A curveball thrown with topspin creates a higher pressure zone on top of the ball, which deflects the ball downward in flight. Instead of counteracting gravity, the curveball adds additional downward force, thereby giving the ball an exaggerated drop in flight.

In the image below, we can see that motion in action.

This is important to curveballs because as the ball moves forward, drag acts on the ball, slowing it down.

For a spinning ball, the stitches on the ball will cause pressure on one side to be less than on its opposite side. The Magnus Effect says stitches cause a higher velocity on one side than the other, and because of this imbalance in pressure, the air with higher pressure pushes the ball towards the side with less pressure, causing a curve.

As Dr. Nathan explains: “an overhand curveball (“12-6″) has topspin, so that the Magnus force is down, in the same direction as gravity. Such a pitch will drop more than it would from gravity alone.”

The fastball, on the other hand, travels through the air with backspin, which creates a higher pressure zone in the air ahead of and under the baseball. The baseball’s raised seams augment the ball’s ability to develop a boundary layer and therefore a greater differential of pressure between the upper and lower zones.

According to Dr. Nathan: “a baseball thrown with backspin (e.g., an overhand fastball) has an upward Magnus force, opposing gravity, so that a typical fastball does not drop as much as it would if it were solely under the influence of gravity.”
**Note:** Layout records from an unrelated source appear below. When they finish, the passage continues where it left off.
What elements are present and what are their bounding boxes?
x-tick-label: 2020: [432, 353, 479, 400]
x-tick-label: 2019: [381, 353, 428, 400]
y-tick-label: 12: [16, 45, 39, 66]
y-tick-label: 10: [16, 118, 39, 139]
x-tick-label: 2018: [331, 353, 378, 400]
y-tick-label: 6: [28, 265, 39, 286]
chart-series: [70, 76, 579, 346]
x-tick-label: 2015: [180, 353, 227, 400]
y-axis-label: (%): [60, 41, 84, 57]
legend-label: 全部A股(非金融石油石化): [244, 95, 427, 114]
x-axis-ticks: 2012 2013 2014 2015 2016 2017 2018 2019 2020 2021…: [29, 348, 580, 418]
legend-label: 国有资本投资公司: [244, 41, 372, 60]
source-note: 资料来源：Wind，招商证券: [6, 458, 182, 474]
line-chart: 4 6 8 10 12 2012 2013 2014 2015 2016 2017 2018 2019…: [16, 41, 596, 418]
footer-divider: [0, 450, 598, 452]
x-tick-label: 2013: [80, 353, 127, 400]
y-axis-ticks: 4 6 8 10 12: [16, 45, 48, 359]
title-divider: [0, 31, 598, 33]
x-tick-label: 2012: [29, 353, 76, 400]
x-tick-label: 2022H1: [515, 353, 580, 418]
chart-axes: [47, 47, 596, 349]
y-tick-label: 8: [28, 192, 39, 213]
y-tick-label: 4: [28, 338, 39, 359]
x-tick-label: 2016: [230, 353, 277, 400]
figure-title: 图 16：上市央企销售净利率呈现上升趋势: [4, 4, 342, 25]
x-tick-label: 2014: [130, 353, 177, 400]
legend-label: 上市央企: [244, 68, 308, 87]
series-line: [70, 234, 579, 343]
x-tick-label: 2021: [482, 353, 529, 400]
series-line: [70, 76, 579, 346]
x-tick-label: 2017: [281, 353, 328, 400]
In his excellent piece in the Hardball Times on Freddy Garcia’s ‘mystery pitch’, Dr. Nathan explains the Magnus Force further:

“The Magnus force is the aerodynamic force on a spinning baseball. Its magnitude is roughly proportional to the rotation rate of the baseball: The faster it spins, the larger the force. What about the direction? Well, the easiest way to remember the direction of the Magnus force is that it is always in the direction that the leading edge of the ball is turning. The leading edge is the side of the ball seen by the batter. As an example, a typical four-seam fastball is thrown with backspin, so the leading edge of the ball is turning up, and the Magnus force is upward, opposing gravity. The force of gravity is still larger than the Magnus force, so the net vertical movement is downward but less than it would have been with gravity alone.”

Below we can see effect that in action:

It is also worth pointing out in his research paper, “The effect of spin on the flight of a baseball“, Dr. Nathan discovered the following:

“The study found the surprising result that an optimally hit curveball travels farther than an optimally hit fastball, despite the higher batted-ball speed of the fastball. The physics underlying this result is that, in general, a baseball will travel farther if projected with backspin. It will also travel farther if it is projected with higher speed. A fastball will be hit with a higher speed, and a curveball will be hit with greater backspin.13 It then becomes a question as to which effect wins. The calculations of Ref. 5 showed that the latter effect wins and the curveball travels farther. This conclusion depends critically on the magnitude of the Magnus force on a spinning baseball.”